Ada Byron King, the daughter of Lord Byron, wrote what essentially became the first handbook on computers more than a century ago. “Conceiving Ada” pays homage to this largely neglected historical figure, weaving in a modern tale of cyber research, a woman’s quest for identity and the genetics of intelligence. The extremely highbrow fare is challenging both visually and intellectually but lacks the emotional kick to attract more than a niche audience. While its oddball nature suggests cult appeal, it will not match the commercial performance of such similarly targeted pics as “Orlando” and “The Pillow Book.”
As the film opens, Amy Coer (Francesca Faridany) is researching artificial intelligence and cybertechnology. She has developed several agents to retrieve the past and begins to track down her spiritual mentor, Ms. Byron King. The pursuit eventually pays off, much to the bewilderment of the Victorian-era Ada (Tilda Swinton).
The communication between the two women unlocks a bond that spans two centuries. While the details have changed, both basically find themselves diminished as a result of gender. Ada’s research is usurped by another (John O’Keefe), while Amy’s is scuttled by her boyfriend (J.D. Wolfe) in the name of her health and sanity.
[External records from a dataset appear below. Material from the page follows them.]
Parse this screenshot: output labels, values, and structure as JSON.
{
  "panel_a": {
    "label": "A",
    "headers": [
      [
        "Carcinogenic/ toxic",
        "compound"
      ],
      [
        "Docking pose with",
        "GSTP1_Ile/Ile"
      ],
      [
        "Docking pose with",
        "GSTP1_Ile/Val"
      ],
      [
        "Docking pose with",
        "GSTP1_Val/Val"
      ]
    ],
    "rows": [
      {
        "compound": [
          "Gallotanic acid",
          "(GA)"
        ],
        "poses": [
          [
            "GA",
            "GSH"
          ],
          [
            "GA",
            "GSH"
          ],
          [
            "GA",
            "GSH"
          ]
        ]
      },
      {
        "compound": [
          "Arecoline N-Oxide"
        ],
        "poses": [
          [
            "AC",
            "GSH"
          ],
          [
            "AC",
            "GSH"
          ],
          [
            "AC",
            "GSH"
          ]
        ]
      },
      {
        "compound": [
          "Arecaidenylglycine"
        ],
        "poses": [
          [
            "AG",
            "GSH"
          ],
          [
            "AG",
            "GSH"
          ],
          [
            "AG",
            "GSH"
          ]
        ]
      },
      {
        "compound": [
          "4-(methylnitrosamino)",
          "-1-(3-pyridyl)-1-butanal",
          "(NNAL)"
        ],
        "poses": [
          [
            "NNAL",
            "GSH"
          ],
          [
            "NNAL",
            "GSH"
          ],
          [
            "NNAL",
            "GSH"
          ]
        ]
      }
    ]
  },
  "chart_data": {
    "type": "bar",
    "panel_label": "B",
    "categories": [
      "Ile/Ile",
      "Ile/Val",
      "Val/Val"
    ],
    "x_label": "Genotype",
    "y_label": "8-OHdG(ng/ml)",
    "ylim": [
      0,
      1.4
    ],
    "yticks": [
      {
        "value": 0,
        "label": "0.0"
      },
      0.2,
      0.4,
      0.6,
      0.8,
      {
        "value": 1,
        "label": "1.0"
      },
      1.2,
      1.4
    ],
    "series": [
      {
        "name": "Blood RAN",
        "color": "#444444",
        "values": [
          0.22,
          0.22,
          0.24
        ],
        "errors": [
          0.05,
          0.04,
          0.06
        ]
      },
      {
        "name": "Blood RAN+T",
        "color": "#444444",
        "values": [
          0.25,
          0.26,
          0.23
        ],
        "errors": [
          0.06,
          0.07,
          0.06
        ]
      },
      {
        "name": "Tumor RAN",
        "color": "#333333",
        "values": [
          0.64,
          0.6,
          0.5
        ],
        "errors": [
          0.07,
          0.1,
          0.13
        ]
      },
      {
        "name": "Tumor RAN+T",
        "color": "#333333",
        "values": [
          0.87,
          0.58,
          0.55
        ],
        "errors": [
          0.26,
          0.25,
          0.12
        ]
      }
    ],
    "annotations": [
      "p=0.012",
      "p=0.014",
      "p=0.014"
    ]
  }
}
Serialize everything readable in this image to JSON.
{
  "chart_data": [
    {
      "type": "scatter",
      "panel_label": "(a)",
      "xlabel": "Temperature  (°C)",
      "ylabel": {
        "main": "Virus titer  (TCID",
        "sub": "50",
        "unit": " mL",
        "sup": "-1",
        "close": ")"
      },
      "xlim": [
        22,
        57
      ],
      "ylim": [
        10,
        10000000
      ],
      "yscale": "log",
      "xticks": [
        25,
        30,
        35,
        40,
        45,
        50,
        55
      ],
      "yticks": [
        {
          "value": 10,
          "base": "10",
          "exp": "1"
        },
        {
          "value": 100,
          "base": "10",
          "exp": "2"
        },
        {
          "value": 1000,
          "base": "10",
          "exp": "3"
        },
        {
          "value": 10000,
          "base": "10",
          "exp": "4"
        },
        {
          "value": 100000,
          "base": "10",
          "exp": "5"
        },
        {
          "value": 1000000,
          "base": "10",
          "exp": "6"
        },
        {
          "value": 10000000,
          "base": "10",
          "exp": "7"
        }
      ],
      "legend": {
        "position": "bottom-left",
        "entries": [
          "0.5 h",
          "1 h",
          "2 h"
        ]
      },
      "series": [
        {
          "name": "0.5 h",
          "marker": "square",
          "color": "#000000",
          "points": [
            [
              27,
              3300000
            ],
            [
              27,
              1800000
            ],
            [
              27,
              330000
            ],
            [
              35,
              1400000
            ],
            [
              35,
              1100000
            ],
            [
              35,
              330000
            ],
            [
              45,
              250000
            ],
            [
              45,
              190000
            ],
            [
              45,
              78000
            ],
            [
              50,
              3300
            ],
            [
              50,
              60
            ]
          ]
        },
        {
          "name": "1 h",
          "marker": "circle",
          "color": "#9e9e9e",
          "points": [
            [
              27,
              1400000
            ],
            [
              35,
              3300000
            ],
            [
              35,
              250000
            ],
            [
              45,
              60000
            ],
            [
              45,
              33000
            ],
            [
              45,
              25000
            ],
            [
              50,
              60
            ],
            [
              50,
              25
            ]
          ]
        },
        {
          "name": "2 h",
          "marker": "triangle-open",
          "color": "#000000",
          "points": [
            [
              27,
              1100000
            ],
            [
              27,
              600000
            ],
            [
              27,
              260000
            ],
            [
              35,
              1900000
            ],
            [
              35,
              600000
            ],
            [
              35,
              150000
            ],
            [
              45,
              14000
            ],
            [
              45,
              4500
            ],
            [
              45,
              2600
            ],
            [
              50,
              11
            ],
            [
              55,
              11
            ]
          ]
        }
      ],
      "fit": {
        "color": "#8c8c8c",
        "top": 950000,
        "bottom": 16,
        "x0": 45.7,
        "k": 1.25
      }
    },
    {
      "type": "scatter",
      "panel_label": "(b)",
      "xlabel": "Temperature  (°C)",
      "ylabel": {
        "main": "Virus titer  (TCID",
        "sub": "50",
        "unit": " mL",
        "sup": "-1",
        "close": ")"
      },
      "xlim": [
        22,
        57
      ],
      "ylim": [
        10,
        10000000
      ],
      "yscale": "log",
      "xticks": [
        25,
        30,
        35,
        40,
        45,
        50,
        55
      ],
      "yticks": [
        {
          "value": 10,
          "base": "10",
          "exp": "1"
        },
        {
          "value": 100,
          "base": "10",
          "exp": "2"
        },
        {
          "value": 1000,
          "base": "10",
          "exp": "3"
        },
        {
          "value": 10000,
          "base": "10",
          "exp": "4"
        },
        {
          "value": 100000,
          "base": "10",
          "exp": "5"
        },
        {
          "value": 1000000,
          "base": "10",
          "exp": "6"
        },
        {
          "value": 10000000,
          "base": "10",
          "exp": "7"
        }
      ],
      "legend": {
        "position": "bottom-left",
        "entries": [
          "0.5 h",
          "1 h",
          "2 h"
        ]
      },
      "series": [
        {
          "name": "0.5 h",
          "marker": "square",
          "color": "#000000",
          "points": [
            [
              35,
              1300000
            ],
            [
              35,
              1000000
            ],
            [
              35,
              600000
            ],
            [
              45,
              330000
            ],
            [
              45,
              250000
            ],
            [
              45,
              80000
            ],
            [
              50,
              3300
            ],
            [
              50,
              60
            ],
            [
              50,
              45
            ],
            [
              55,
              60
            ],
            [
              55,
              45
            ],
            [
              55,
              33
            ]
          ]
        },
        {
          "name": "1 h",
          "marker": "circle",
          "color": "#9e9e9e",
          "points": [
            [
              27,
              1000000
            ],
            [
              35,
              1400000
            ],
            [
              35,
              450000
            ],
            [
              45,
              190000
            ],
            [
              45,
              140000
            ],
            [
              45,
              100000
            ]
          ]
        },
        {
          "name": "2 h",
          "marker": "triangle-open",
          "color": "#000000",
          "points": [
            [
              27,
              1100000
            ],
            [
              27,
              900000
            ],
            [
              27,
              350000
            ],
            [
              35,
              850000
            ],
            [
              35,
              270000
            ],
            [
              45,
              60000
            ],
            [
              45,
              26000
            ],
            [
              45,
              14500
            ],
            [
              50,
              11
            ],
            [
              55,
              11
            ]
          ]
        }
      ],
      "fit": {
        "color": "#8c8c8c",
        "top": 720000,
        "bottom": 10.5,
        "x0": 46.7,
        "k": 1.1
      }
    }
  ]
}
Adding to the dramatic tension is Amy’s pregnancy, which allows others to step in to “protect” her. But she’s well defended and resentful of the roadblocks to her research, and of the prospect that her child — to be called Ada — will experience the same attitudes inflicted on her mother and her namesake.
In her first mainstream feature, filmmaker Lynn Hershman Leeson aims high, in subject matter and in an innovative visual style. But like the bygone character, she appears set in the belief that all things are predictable and that accidental elements are to be avoided. That mutes much of the story’s emotional potential, often reducing the film to a bloodless intellectual exercise.
Still, Faridany effects a compelling performance that transcends the cerebral conceits of the material. Also energizing the piece is the late Timothy Leary as Sims, Amy’s mentor, who offers guidance in conversations along the computer highway.
The most striking aspect of the film is its integration of conventional and digital photography. The latter elements are blended into the piece, punctuating the drama with odd, effective reminders of its scientific pursuit. The cutting-edge technology by Bill Zarchy is abetted by the handsome images created by vet cinematographer Hiro Narita.
Finally, the heady, scientific aspects of “Conceiving Ada” prevail and inform the film. It sorely needs more “random” elements of human nature to set the balance right.